Midweek Market Watch: Focus On US Earnings Season And Yields

By Stephen Innes, Chief Global Market Strategist at Axi,

The market could also turn increasingly curious about how industry leaders will address two keen forward-looking items on the top of every investor mind.

First, the margin outlook, including supply chain and commodity input cost pressures and any resulting planned price increase they might pass through.

Second, how severe the potential negative impact is if the Biden administration’s new tax reform proposal is adopted, which could prove to be a significant hit to bottom lines even if the tax hike percentage gets water down.

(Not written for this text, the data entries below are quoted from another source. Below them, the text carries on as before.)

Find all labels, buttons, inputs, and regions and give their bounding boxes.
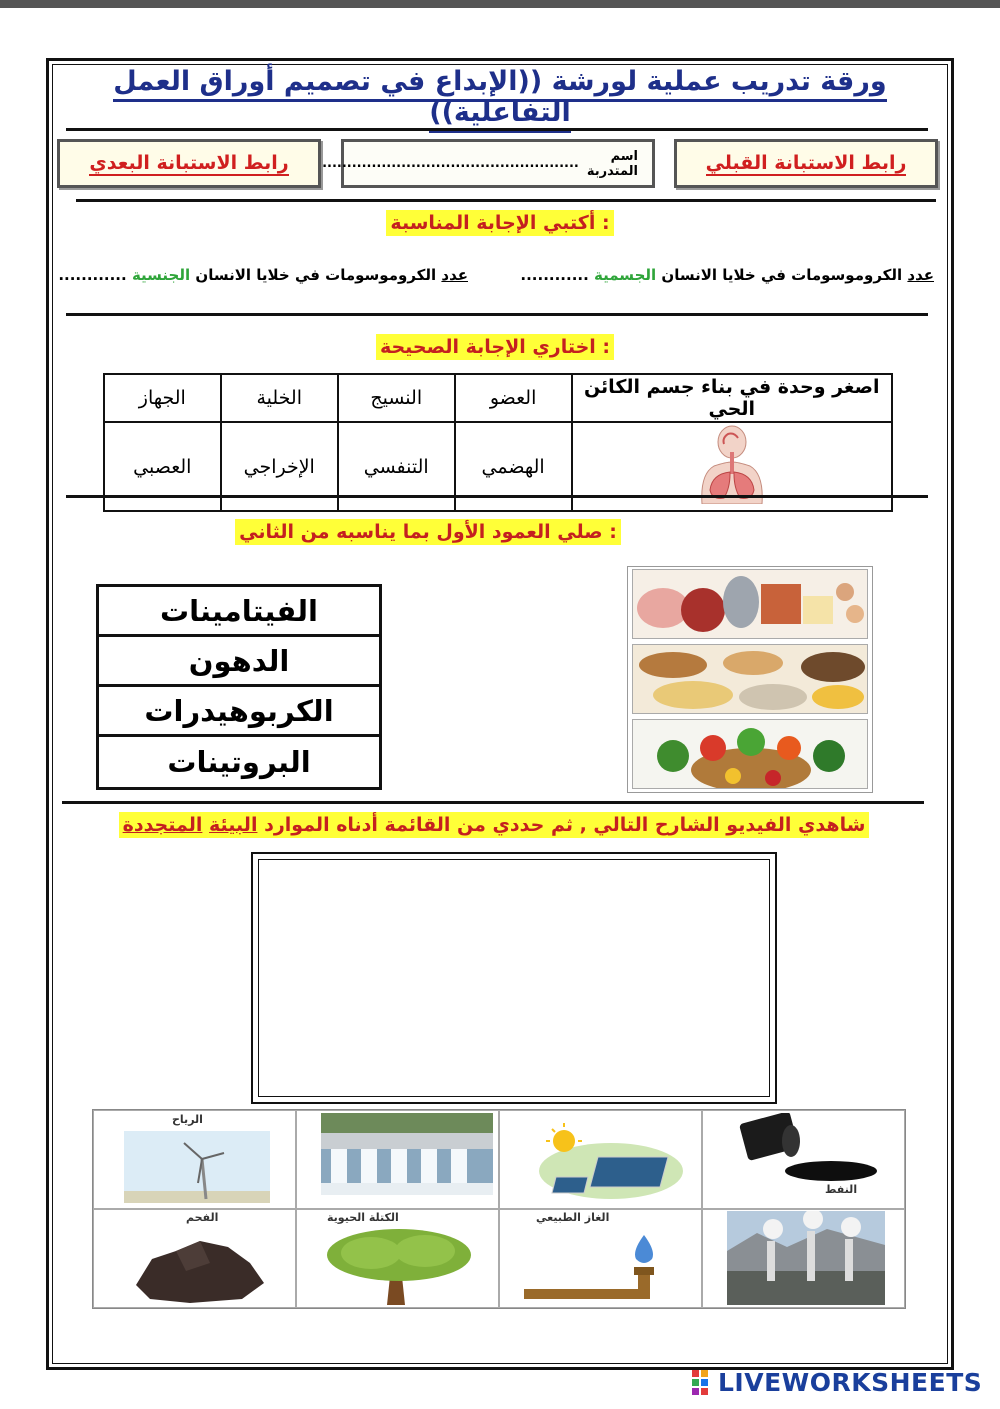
trainee-name-label: اسم المتدربة [586,148,638,179]
resource-label: النفط [825,1183,858,1196]
divider [66,128,928,131]
resource-biomass[interactable] [296,1208,499,1308]
section3-heading: صلي العمود الأول بما يناسبه من الثاني : [235,519,621,545]
liveworksheets-logo [692,1368,982,1397]
mc-option[interactable]: العضو [455,374,572,422]
divider [66,313,928,316]
carb-foods-image[interactable] [632,644,868,714]
resource-label: الرياح [172,1113,203,1126]
question-somatic: عدد الكروموسومات في خلايا الانسان الجسمية ............ [520,266,934,284]
answer-sex[interactable]: ............ [58,266,127,284]
resource-label: الفحم [186,1211,219,1224]
pre-survey-link[interactable]: رابط الاستبانة القبلي [674,139,938,188]
resource-factory[interactable] [702,1208,905,1308]
mc-question: اصغر وحدة في بناء جسم الكائن الحي [572,374,893,422]
divider [62,801,924,804]
divider [76,199,936,202]
nutrient-word[interactable]: الكربوهيدرات [99,687,379,737]
mc-option[interactable]: العصبي [104,422,221,511]
mc-option[interactable]: الإخراجي [221,422,338,511]
nutrient-word[interactable]: الدهون [99,637,379,687]
section1-heading: أكتبي الإجابة المناسبة : [386,210,613,236]
top-bar [0,0,1000,8]
post-survey-link[interactable]: رابط الاستبانة البعدي [57,139,321,188]
resource-hydro[interactable] [296,1110,499,1210]
trainee-name-dots: .................................................... [322,156,579,171]
divider [66,495,928,498]
mc-option[interactable]: الجهاز [104,374,221,422]
answer-somatic[interactable]: ............ [520,266,589,284]
resource-oil[interactable] [702,1110,905,1210]
resource-solar[interactable] [499,1110,702,1210]
food-images [627,566,873,793]
resource-wind[interactable] [93,1110,296,1210]
multiple-choice-table [103,373,893,512]
nutrient-word[interactable]: الفيتامينات [99,587,379,637]
resources-grid [92,1109,906,1309]
vegetable-foods-image[interactable] [632,719,868,789]
mc-option[interactable]: التنفسي [338,422,455,511]
mc-option[interactable]: الهضمي [455,422,572,511]
resource-coal[interactable] [93,1208,296,1308]
question-sex: عدد الكروموسومات في خلايا الانسان الجنسية ............ [58,266,468,284]
protein-foods-image[interactable] [632,569,868,639]
liveworksheets-logo-icon [692,1370,718,1396]
resource-natural-gas[interactable] [499,1208,702,1308]
nutrient-list [96,584,382,790]
video-placeholder[interactable] [251,852,777,1104]
page-title: ورقة تدريب عملية لورشة ((الإبداع في تصميم أوراق العمل التفاعلية)) [70,66,930,128]
mc-option[interactable]: الخلية [221,374,338,422]
nutrient-word[interactable]: البروتينات [167,745,311,779]
mc-option[interactable]: النسيج [338,374,455,422]
section2-heading: اختاري الإجابة الصحيحة : [376,334,614,360]
resource-label: الغاز الطبيعي [536,1211,610,1224]
section4-heading: شاهدي الفيديو الشارح التالي , ثم حددي من القائمة أدناه الموارد البيئة المتجددة [119,812,870,838]
brand-text: LIVEWORKSHEETS [718,1368,983,1397]
trainee-name-box[interactable] [322,139,655,188]
resource-label: الكتلة الحيوية [327,1211,399,1224]
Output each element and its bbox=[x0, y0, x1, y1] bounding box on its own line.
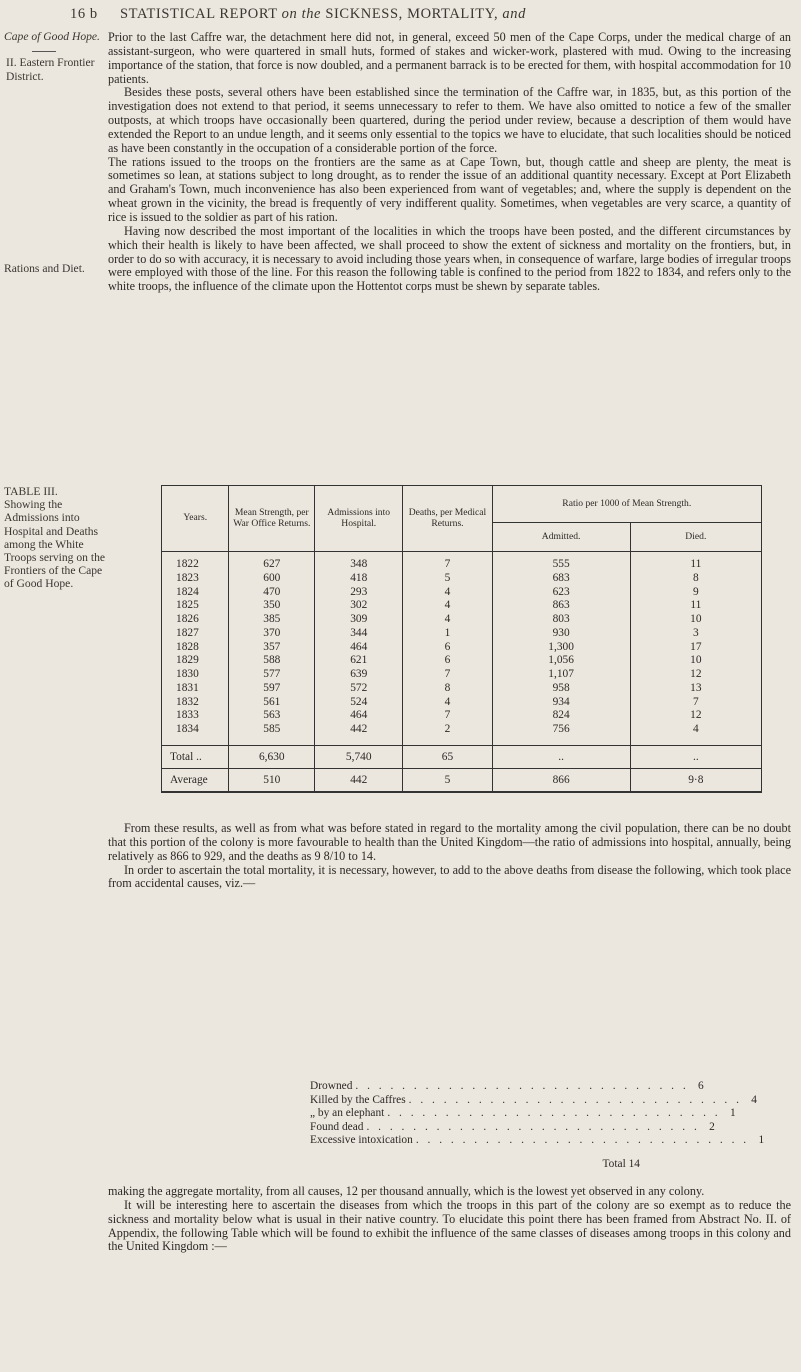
table-cell: 7 bbox=[403, 709, 492, 723]
cause-row bbox=[310, 1080, 704, 1094]
table-cell: .. bbox=[492, 745, 630, 768]
table-cell: 863 bbox=[492, 599, 630, 613]
table-row bbox=[162, 696, 762, 710]
table-cell: 1,056 bbox=[492, 654, 630, 668]
cause-count: 4 bbox=[751, 1093, 757, 1106]
table-cell: 561 bbox=[229, 696, 315, 710]
table-cell: 1824 bbox=[162, 586, 229, 600]
leader-dots: . . . . . . . . . . . . . . . . . . . . . . . . . . . . . bbox=[387, 1107, 721, 1119]
paragraph: The rations issued to the troops on the frontiers are the same as at Cape Town, but, though cattle and sheep are plenty, the meat is sometimes so lean, at stations subject to long drought, as to render the issue of an additional quantity necessary. Except at Port Elizabeth and Graham's Town, much inconvenience has also been experienced from want of vegetables; and, where the supply is dependent on the wheat grown in the vicinity, the bread is frequently of very indifferent quality. Sometimes, when vegetables are very scarce, a quantity of rice is issued to the soldier as part of his ration. bbox=[108, 154, 791, 224]
table-cell: 7 bbox=[403, 552, 492, 572]
paragraph: It will be interesting here to ascertain the diseases from which the troops in this part of the colony are so exempt as to reduce the sickness and mortality below what is usual in their native country. To elucidate this point there has been framed from Abstract No. II. of Appendix, the following Table which will be found to exhibit the influence of the same classes of diseases among troops in this colony and the United Kingdom :— bbox=[108, 1197, 791, 1254]
table-row bbox=[162, 668, 762, 682]
table-cell: 1832 bbox=[162, 696, 229, 710]
table-cell: 442 bbox=[315, 723, 403, 745]
table-cell: 1,107 bbox=[492, 668, 630, 682]
paragraph: Having now described the most important of the localities in which the troops have been posted, and the different circumstances by which their health is likely to have been affected, we shall proceed to show the extent of sickness and mortality on the frontiers, but, in order to do so with accuracy, it is necessary to avoid including those years when, in consequence of warfare, large bodies of irregular troops were employed with those of the line. For this reason the following table is confined to the period from 1822 to 1834, and refers only to the white troops, the influence of the climate upon the Hottentot corps must be shewn by separate tables. bbox=[108, 223, 791, 294]
table-cell: 524 bbox=[315, 696, 403, 710]
col-header-admitted: Admitted. bbox=[492, 523, 630, 552]
leader-dots: . . . . . . . . . . . . . . . . . . . . . . . . . . . . . bbox=[355, 1080, 689, 1092]
table-cell: 11 bbox=[630, 599, 761, 613]
table-row bbox=[162, 723, 762, 745]
table-cell: 1825 bbox=[162, 599, 229, 613]
table-cell: 442 bbox=[315, 768, 403, 792]
margin-note-rations: Rations and Diet. bbox=[4, 262, 85, 275]
table-cell: Average bbox=[162, 768, 229, 792]
table-cell: 4 bbox=[403, 696, 492, 710]
cause-row bbox=[310, 1093, 757, 1108]
cause-row bbox=[310, 1134, 765, 1148]
paragraph: Besides these posts, several others have been established since the termination of the Caffre war, in 1835, but, as this portion of the investigation does not extend to that period, it seems unnecessary to refer to them. We have also omitted to notice a few of the smaller outposts, at which troops have occasionally been quartered, during the period under review, because a description of them would have extended the Report to an undue length, and it seems only essential to the topics we have to elucidate, that such localities should be noticed as have been constantly in the occupation of a considerable portion of the force. bbox=[108, 85, 791, 155]
table-cell: 4 bbox=[403, 599, 492, 613]
margin-note-table bbox=[4, 485, 108, 591]
body-text-bottom bbox=[108, 1185, 791, 1254]
table-cell: 7 bbox=[630, 696, 761, 710]
table-cell: 1826 bbox=[162, 613, 229, 627]
table-cell: 2 bbox=[403, 723, 492, 745]
table-row bbox=[162, 572, 762, 586]
table-cell: 6 bbox=[403, 654, 492, 668]
table-cell: 572 bbox=[315, 682, 403, 696]
table-cell: 470 bbox=[229, 586, 315, 600]
table-cell: 302 bbox=[315, 599, 403, 613]
table-cell: 623 bbox=[492, 586, 630, 600]
paragraph: making the aggregate mortality, from all causes, 12 per thousand annually, which is the lowest yet observed in any colony. bbox=[108, 1184, 705, 1198]
table-cell: 621 bbox=[315, 654, 403, 668]
table-row bbox=[162, 682, 762, 696]
margin-divider bbox=[32, 51, 56, 52]
table-cell: 577 bbox=[229, 668, 315, 682]
paragraph: In order to ascertain the total mortality, it is necessary, however, to add to the above deaths from disease the following, which took place from accidental causes, viz.— bbox=[108, 862, 791, 891]
table-cell: 350 bbox=[229, 599, 315, 613]
table-cell: 464 bbox=[315, 641, 403, 655]
table-row bbox=[162, 552, 762, 572]
table-cell: 934 bbox=[492, 696, 630, 710]
table-row bbox=[162, 654, 762, 668]
table-cell: 627 bbox=[229, 552, 315, 572]
cause-count: 6 bbox=[698, 1080, 704, 1092]
cause-count: 2 bbox=[709, 1120, 715, 1133]
margin-note-region bbox=[4, 30, 108, 83]
table-cell: 1827 bbox=[162, 627, 229, 641]
table-cell: 683 bbox=[492, 572, 630, 586]
table-cell: 6,630 bbox=[229, 745, 315, 768]
table-cell: 5 bbox=[403, 572, 492, 586]
table-cell: Total .. bbox=[162, 745, 229, 768]
cause-count: 1 bbox=[729, 1107, 736, 1119]
cause-label: „ by an elephant bbox=[310, 1107, 385, 1119]
table-cell: 1834 bbox=[162, 723, 229, 745]
table-cell: .. bbox=[630, 745, 761, 768]
table-cell: 1833 bbox=[162, 709, 229, 723]
table-description: Showing the Admissions into Hospital and Deaths among the White Troops serving on the Frontiers of the Cape of Good Hope. bbox=[4, 498, 106, 591]
table-cell: 10 bbox=[630, 613, 761, 627]
table-row bbox=[162, 586, 762, 600]
cause-label: Found dead bbox=[310, 1120, 364, 1133]
leader-dots: . . . . . . . . . . . . . . . . . . . . . . . . . . . . . bbox=[366, 1120, 700, 1133]
table-row bbox=[162, 613, 762, 627]
running-head bbox=[70, 6, 770, 23]
table-cell: 1823 bbox=[162, 572, 229, 586]
table-row bbox=[162, 599, 762, 613]
table-cell: 1 bbox=[403, 627, 492, 641]
region-name: Cape of Good Hope. bbox=[4, 30, 100, 43]
table-cell: 12 bbox=[630, 709, 761, 723]
table-cell: 13 bbox=[630, 682, 761, 696]
table-cell: 866 bbox=[492, 768, 630, 792]
table-cell: 563 bbox=[229, 709, 315, 723]
col-header-died: Died. bbox=[630, 523, 761, 552]
table-cell: 555 bbox=[492, 552, 630, 572]
table-cell: 585 bbox=[229, 723, 315, 745]
col-header-strength: Mean Strength, per War Office Returns. bbox=[229, 486, 315, 552]
table-cell: 6 bbox=[403, 641, 492, 655]
paragraph: Prior to the last Caffre war, the detachment here did not, in general, exceed 50 men of the Cape Corps, under the medical charge of an assistant-surgeon, who were quartered in small huts, formed of stakes and wicker-work, plastered with mud. Owing to the increasing importance of the station, that force is now doubled, and a permanent barrack is to be erected for them, with hospital accommodation for 10 patients. bbox=[108, 30, 791, 86]
table-cell: 357 bbox=[229, 641, 315, 655]
table-cell: 639 bbox=[315, 668, 403, 682]
table-cell: 370 bbox=[229, 627, 315, 641]
cause-label: Excessive intoxication bbox=[310, 1134, 413, 1146]
table-cell: 418 bbox=[315, 572, 403, 586]
table-cell: 9 bbox=[630, 586, 761, 600]
table-cell: 3 bbox=[630, 627, 761, 641]
table-cell: 293 bbox=[315, 586, 403, 600]
table-cell: 7 bbox=[403, 668, 492, 682]
table-cell: 597 bbox=[229, 682, 315, 696]
table-cell: 600 bbox=[229, 572, 315, 586]
table-cell: 344 bbox=[315, 627, 403, 641]
table-cell: 958 bbox=[492, 682, 630, 696]
col-header-deaths: Deaths, per Medical Returns. bbox=[403, 486, 492, 552]
cause-row bbox=[310, 1107, 736, 1121]
table-cell: 5,740 bbox=[315, 745, 403, 768]
col-header-admissions: Admissions into Hospital. bbox=[315, 486, 403, 552]
table-cell: 385 bbox=[229, 613, 315, 627]
table-cell: 1828 bbox=[162, 641, 229, 655]
district-name: II. Eastern Frontier District. bbox=[6, 55, 95, 83]
cause-label: Drowned bbox=[310, 1080, 353, 1092]
table-cell: 10 bbox=[630, 654, 761, 668]
body-text-middle bbox=[108, 822, 791, 891]
table-cell: 510 bbox=[229, 768, 315, 792]
table-cell: 17 bbox=[630, 641, 761, 655]
table-row bbox=[162, 641, 762, 655]
table-cell: 65 bbox=[403, 745, 492, 768]
cause-row bbox=[310, 1120, 715, 1135]
table-cell: 1829 bbox=[162, 654, 229, 668]
table-cell: 464 bbox=[315, 709, 403, 723]
table-cell: 9·8 bbox=[630, 768, 761, 792]
table-cell: 8 bbox=[630, 572, 761, 586]
table-cell: 12 bbox=[630, 668, 761, 682]
table-cell: 4 bbox=[630, 723, 761, 745]
table-average-row bbox=[162, 768, 762, 792]
causes-rows bbox=[310, 1080, 765, 1148]
leader-dots: . . . . . . . . . . . . . . . . . . . . . . . . . . . . . bbox=[408, 1093, 742, 1106]
statistics-table bbox=[161, 485, 762, 793]
table-cell: 4 bbox=[403, 613, 492, 627]
causes-total: Total 14 bbox=[602, 1157, 640, 1170]
table-cell: 8 bbox=[403, 682, 492, 696]
table-label: TABLE III. bbox=[4, 485, 58, 498]
body-text-top bbox=[108, 31, 791, 294]
paragraph: From these results, as well as from what was before stated in regard to the mortality among the civil population, there can be no doubt that this portion of the colony is more favourable to health than the United Kingdom—the ratio of admissions into hospital, annually, being relatively as 866 to 929, and the deaths as 9 8/10 to 14. bbox=[108, 821, 791, 863]
table-cell: 588 bbox=[229, 654, 315, 668]
leader-dots: . . . . . . . . . . . . . . . . . . . . . . . . . . . . . bbox=[415, 1134, 750, 1146]
col-header-years: Years. bbox=[162, 486, 229, 552]
table-body bbox=[162, 552, 762, 792]
table-cell: 5 bbox=[403, 768, 492, 792]
accidental-deaths-list bbox=[310, 1080, 765, 1171]
table-row bbox=[162, 709, 762, 723]
table-cell: 1,300 bbox=[492, 641, 630, 655]
table-cell: 1831 bbox=[162, 682, 229, 696]
table-cell: 309 bbox=[315, 613, 403, 627]
table-cell: 824 bbox=[492, 709, 630, 723]
table-cell: 930 bbox=[492, 627, 630, 641]
table-cell: 348 bbox=[315, 552, 403, 572]
table-cell: 1830 bbox=[162, 668, 229, 682]
cause-count: 1 bbox=[758, 1134, 765, 1146]
col-header-ratio: Ratio per 1000 of Mean Strength. bbox=[492, 486, 761, 523]
cause-label: Killed by the Caffres bbox=[310, 1093, 406, 1106]
table-row bbox=[162, 627, 762, 641]
table-total-row bbox=[162, 745, 762, 768]
table-cell: 1822 bbox=[162, 552, 229, 572]
table-cell: 4 bbox=[403, 586, 492, 600]
running-title: STATISTICAL REPORT on the SICKNESS, MORTALITY, and bbox=[120, 6, 526, 22]
table-cell: 11 bbox=[630, 552, 761, 572]
page-number: 16 b bbox=[70, 6, 98, 22]
table-cell: 756 bbox=[492, 723, 630, 745]
table-cell: 803 bbox=[492, 613, 630, 627]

The fact that stocks remain perched near record highs suggests investors still believe the economic acceleration should be a powerful tailwind for stocks this quarter and ensure earnings growth.

Indeed, earnings tailwinds look set to outweigh concerns around supply chain shortages and rising commodity prices. Importantly, positive earnings and sales revisions have been broad across sectors and industries.

But with significant moves already in place and the ‘easy recovery phase’ money has been made, investors could still temper long duration and rates sensitive assets like gold if yields climb while struggling to resolve what form and fashion the next leg of the reflation trade will take.

Yields, yields, yields

Bond yields are always the most critical macro concern in a rising interest rate environment, especially for the long-duration assets.

In the wake of the robust March jobs report and a slew of other indicators suggesting that economic activity has strengthened in recent weeks, US Federal Reserve officials, including Chair Powell, have taken a more optimistic tone about the baseline economic outlook and the balance of risks around their forecasts.

Indeed, this past week Chair Powell highlighted that the economy could be reaching a positive inflexion point, with growth and hiring possibly on the cusp of accelerating.

Despite this rising sense of optimism about the economic outlook, the relentless push towards higher yields and steeper curves has stalled out in recent weeks as the market awaits fresh catalysts. This week’s data docket could provide the opportunity for sparking the next leg higher.

However, for 8.4 million reasons (US total unemployment), the market could remain in ‘don’t fight the FED mode.

Most participants are not expecting these strong data points will push the Fed in a more hawkish direction, although rates by their very self-correcting nature due to solid economic activity could move higher.

So, the global equity markets’ reaction to this week’s data docket, possibly via the higher yields feedback loop, will be a keen litmus test that equity investors are happy with growth driving higher yields and continue buying into the Fed’s average inflation targeting (AIT) by allowing the economy to run hot.